The President would be required to return to Congress if he seeks to renew the resolution. The resolution recognizes that conditions have changed since the 2002 authorization was approved. Saddam Hussein is gone. An Iraqi Government has been established. It also recognizes the flaws of the 2002 authorization. Iraq, in fact, had no weapons of mass destruction. It was not closely allied with al-Qaida.

This resolution does not call for a precipitous withdrawal--let me stress that--but it sets a time limit--the remaining 10 months of the year--to stage an orderly redeployment and to transition this mission.
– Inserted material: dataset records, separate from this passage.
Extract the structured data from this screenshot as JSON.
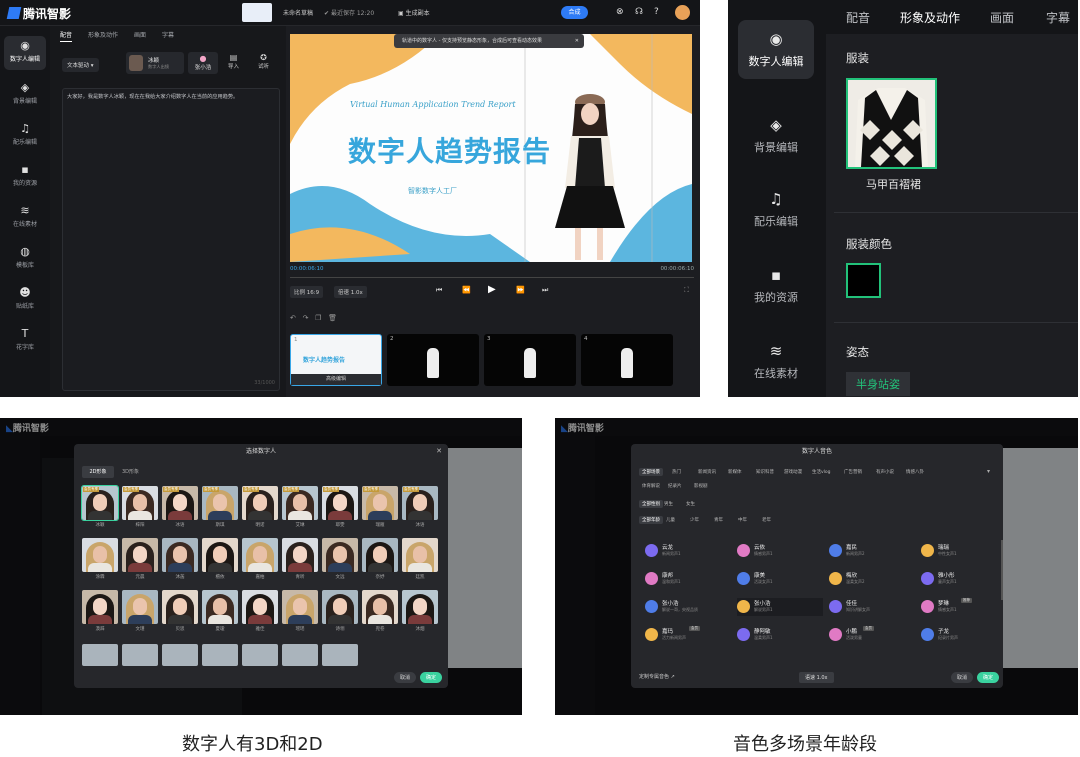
{
  "app": {
    "name": "腾讯智影"
  },
  "p1": {
    "header": {
      "draft": "未命名草稿",
      "autosave": "最近保存 12:20",
      "script": "生成副本",
      "compose": "合成"
    },
    "sidebar": [
      "数字人编辑",
      "背景编辑",
      "配乐编辑",
      "我的资源",
      "在线素材",
      "模板库",
      "贴纸库",
      "花字库"
    ],
    "tabs": [
      "配音",
      "形象及动作",
      "画面",
      "字幕"
    ],
    "driver": "文本驱动",
    "voice": {
      "name": "冰颖",
      "desc": "数字人出镜"
    },
    "actions": [
      "张小浩",
      "导入",
      "试听"
    ],
    "script_text": "大家好，我是数字人冰颖，现在在我给大家介绍数字人在当前的应用趋势。",
    "counter": "33/1000",
    "toast": "轨道中的数字人 - 仅支持预览静态形象，合成后可查看动态效果",
    "slide": {
      "en": "Virtual Human Application Trend Report",
      "zh": "数字人趋势报告",
      "sub": "智影数字人工厂"
    },
    "time_left": "00:00:06:10",
    "time_right": "00:00:06:10",
    "ratio": "比例 16:9",
    "speed": "倍速 1.0x",
    "thumb_caption": "高级编辑",
    "thumb_nums": [
      "1",
      "2",
      "3",
      "4"
    ]
  },
  "p2": {
    "sidebar": [
      "数字人编辑",
      "背景编辑",
      "配乐编辑",
      "我的资源",
      "在线素材"
    ],
    "tabs": [
      "配音",
      "形象及动作",
      "画面",
      "字幕"
    ],
    "section_outfit": "服装",
    "outfit_name": "马甲百褶裙",
    "section_color": "服装颜色",
    "section_pose": "姿态",
    "pose_value": "半身站姿"
  },
  "p3": {
    "title": "选择数字人",
    "tabs": [
      "2D形象",
      "3D形象"
    ],
    "badge": "会员专享",
    "names": [
      [
        "冰颖",
        "梓阳",
        "冰语",
        "斯琪",
        "明诺",
        "艾琳",
        "耶雯",
        "瑞雁",
        "沐语"
      ],
      [
        "涂霖",
        "元晨",
        "沐菡",
        "檀依",
        "嘉柏",
        "青听",
        "文远",
        "奈妤",
        "廷凯"
      ],
      [
        "漠辞",
        "文瑾",
        "贝思",
        "夏瑷",
        "雅佳",
        "瑶瑶",
        "诗翎",
        "兜卷",
        "沐烟"
      ]
    ],
    "cancel": "取消",
    "confirm": "确定"
  },
  "p4": {
    "title": "数字人音色",
    "cats": [
      "全部场景",
      "热门",
      "新闻资讯",
      "新媒体",
      "知识科普",
      "游戏动漫",
      "生活vlog",
      "广告营销",
      "有声小说",
      "情感八卦"
    ],
    "cats2": [
      "体育解说",
      "纪录片",
      "影视剧"
    ],
    "genders": [
      "全部性别",
      "男生",
      "女生"
    ],
    "ages": [
      "全部年龄",
      "儿童",
      "少年",
      "青年",
      "中年",
      "老年"
    ],
    "voices": [
      {
        "name": "云龙",
        "desc": "新闻男声1"
      },
      {
        "name": "云依",
        "desc": "情感男声1"
      },
      {
        "name": "嘉民",
        "desc": "新闻男声2"
      },
      {
        "name": "瑞瑞",
        "desc": "中性女声1"
      },
      {
        "name": "康邦",
        "desc": "温和男声1"
      },
      {
        "name": "康美",
        "desc": "活泼女声1"
      },
      {
        "name": "梅欣",
        "desc": "温柔女声2"
      },
      {
        "name": "雅小彤",
        "desc": "童声女声1"
      },
      {
        "name": "张小浩",
        "desc": "解说一哥，央视品质"
      },
      {
        "name": "张小浩",
        "desc": "解说男声1"
      },
      {
        "name": "佳佳",
        "desc": "知识讲解女声"
      },
      {
        "name": "梦琳",
        "desc": "情感女声1"
      },
      {
        "name": "嘉玛",
        "desc": "活力新闻男声"
      },
      {
        "name": "静阿敏",
        "desc": "温柔男声1"
      },
      {
        "name": "小鹏",
        "desc": "活泼男童"
      },
      {
        "name": "子龙",
        "desc": "纪录片男声"
      }
    ],
    "tags": [
      "推荐",
      "会员",
      "会员"
    ],
    "footer_link": "定制专属音色",
    "speed": "语速 1.0x",
    "cancel": "取消",
    "confirm": "确定"
  },
  "captions": {
    "left": "数字人有3D和2D",
    "right": "音色多场景年龄段"
  },
  "colors": {
    "accent": "#2e7bf6",
    "green": "#22c27a",
    "confirm": "#3ad29f",
    "slide_blue": "#37a6dc"
  }
}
That mission would be limited to training, equipping, and advising Iraqi security and police forces; to force protection and security for U.S. Armed Forces and civilian personnel; support of Iraqi security forces for border security and protection, to be carried out with the minimum forces required for that purpose; targeted counterterrorism operations against al-Qaida and foreign fighters within Iraq; and logistical support in connection with these activities.

I believe this legislation is the next logical step following today. It is simple, it is concise. After the majority vote today sends our disapproval to the President, it is time to consider the next step. I submit this resolution as a possible next step.

I ask unanimous consent that the text of the joint resolution be printed in the Record.

There being no objection, the joint resolution was ordered to be printed in the Record, as follows:

S.J. Res. 3

Resolved by the Senate and House of Representatives of the United States of America in Congress assembled,

SECTION 1. EXPIRATION OF AUTHORIZATION FOR USE OF MILITARY

FORCE AGAINST IRAQ.

The authority conveyed by the Authorization for Use of Military Force Against Iraq Resolution of 2002 (Public Law 107-243) shall expire on December 31, 2007, unless otherwise provided in a Joint Resolution (other than Public Law 107-243) enacted by Congress.

SEC. 2. ALLOWANCE FOR CERTAIN MILITARY OPERATIONS AND

ACTIVITIES.

Section 1 shall not be construed as prohibiting or limiting the presence of personnel or units of the Armed Forces of the United States in Iraq after December 31, 2007, for the following purposes:

(1) Training, equipping, and advising Iraqi security and police forces.

(2) Force protection and security for United States Armed Forces and civilian personnel.

(3) Support of Iraqi security forces for border security and protection, to be carried out with the minimum forces required for that purpose.

(4) Targeted counter-terrorism operations against al Qaeda and foreign fighters within Iraq.

(5) Logistical support in connection with activities under paragraphs (1) through (4).